Un deuxième passage à niveau, identifié par le numéro 113, était situé à trois cents mètres de la gare. Un panneau indiquant PN 113 figure toujours sur la façade de la maisonnette. Il régulait la circulation automobile entre Trébons et Ordizan ; cet accès est condamné depuis la mise en place de la déviation. Germaine BERGANTIN, dont la mère Honorine BAJON fut la dernière garde-barrière affectée à ce passage à niveau, fut un témoin privilégié de cette activité. Honorine logeait avec ses quatre enfants dans la maisonnette attenante au passage à niveau, prête à sortir quelques minutes avant le passage des trains pour pousser les barrières montées sur roues.
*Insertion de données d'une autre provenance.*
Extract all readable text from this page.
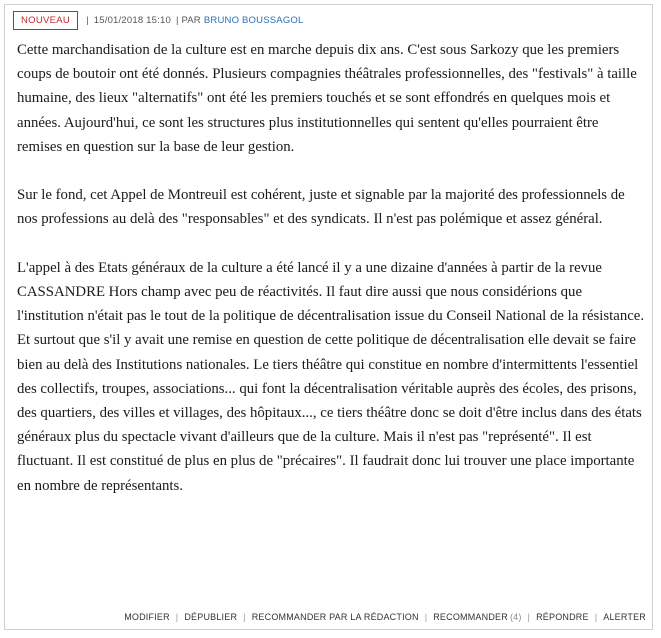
NOUVEAU	| 15/01/2018 15:10 | PAR BRUNO BOUSSAGOL

Cette marchandisation de la culture est en marche depuis dix ans. C'est sous Sarkozy que les premiers coups de boutoir ont été donnés. Plusieurs compagnies théâtrales professionnelles, des "festivals" à taille humaine, des lieux "alternatifs" ont été les premiers touchés et se sont effondrés en quelques mois et années. Aujourd'hui, ce sont les structures plus institutionnelles qui sentent qu'elles pourraient être remises en question sur la base de leur gestion.

Sur le fond, cet Appel de Montreuil est cohérent, juste et signable par la majorité des professionnels de nos professions au delà des "responsables" et des syndicats. Il n'est pas polémique et assez général.

L'appel à des Etats généraux de la culture a été lancé il y a une dizaine d'années à partir de la revue CASSANDRE Hors champ avec peu de réactivités. Il faut dire aussi que nous considérions que l'institution n'était pas le tout de la politique de décentralisation issue du Conseil National de la résistance. Et surtout que s'il y avait une remise en question de cette politique de décentralisation elle devait se faire bien au delà des Institutions nationales. Le tiers théâtre qui constitue en nombre d'intermittents l'essentiel des collectifs, troupes, associations... qui font la décentralisation véritable auprès des écoles, des prisons, des quartiers, des villes et villages, des hôpitaux..., ce tiers théâtre donc se doit d'être inclus dans des états généraux plus du spectacle vivant d'ailleurs que de la culture. Mais il n'est pas "représenté". Il est fluctuant. Il est constitué de plus en plus de "précaires". Il faudrait donc lui trouver une place importante en nombre de représentants.

MODIFIER | DÉPUBLIER | RECOMMANDER PAR LA RÉDACTION | RECOMMANDER (4) | RÉPONDRE | ALERTER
Plusieurs trains circulaient chaque jour dans les deux sens entre Tarbes et Bagnères selon une organisation d’autant plus stricte qu’il n’y avait qu’une seule voie. Le premier train passait à Ordizan à 6h00 le matin : il était destiné aux travailleurs qui se rendaient à Tarbes. Un autre, en provenance de Tarbes, s’arrêtait à 7h30 et transportait les collégiens et lycéens jusqu’aux établissements scolaires bagnérais. Puis il y avait les trains de 13h, de 15h, de 17h, de 18h30 et de 19h, circulant dans un sens ou dans l’autre selon l’heure, se souvient Germaine BERGANTIN. Sur le quai de la gare, se retrouvaient non seulement les habitants d’Ordizan mais aussi ceux de Trébons. Le jeudi était un jour particulier : il ne fallait pas rater le train de 9h qui transportait les villageois à Tarbes pour le marché. A cela il fallait bien sûr ajouter quelques trains de marchandises.

Honorine BAJON prit ses fonctions de garde-barrière en 1933 à l’âge de 23 ans. Elle tint ce poste pendant 27 ans, jusqu’à l’automatisation du passage à niveau. Avant-guerre, il y avait peu de circulation. Sa tâche demandait toutefois une rigueur et une fermeté non dénuée d’une certaine diplomatie, la fermeture du passage à niveau alors que se présentait un véhicule pouvant parfois agacer certains usagers de la route…

Ainsi était la vie à Ordizan en ces temps que la plupart de nos contemporains n’ont pas connus. De l’église au café, de la gare à l’épicerie, au forgeron ou au boulanger, le village connut une certaine effervescence. Bien d’autres choses mériteraient d’être racontées ici ; cette chronique n’est qu’un début et ne demande qu’à être enrichie.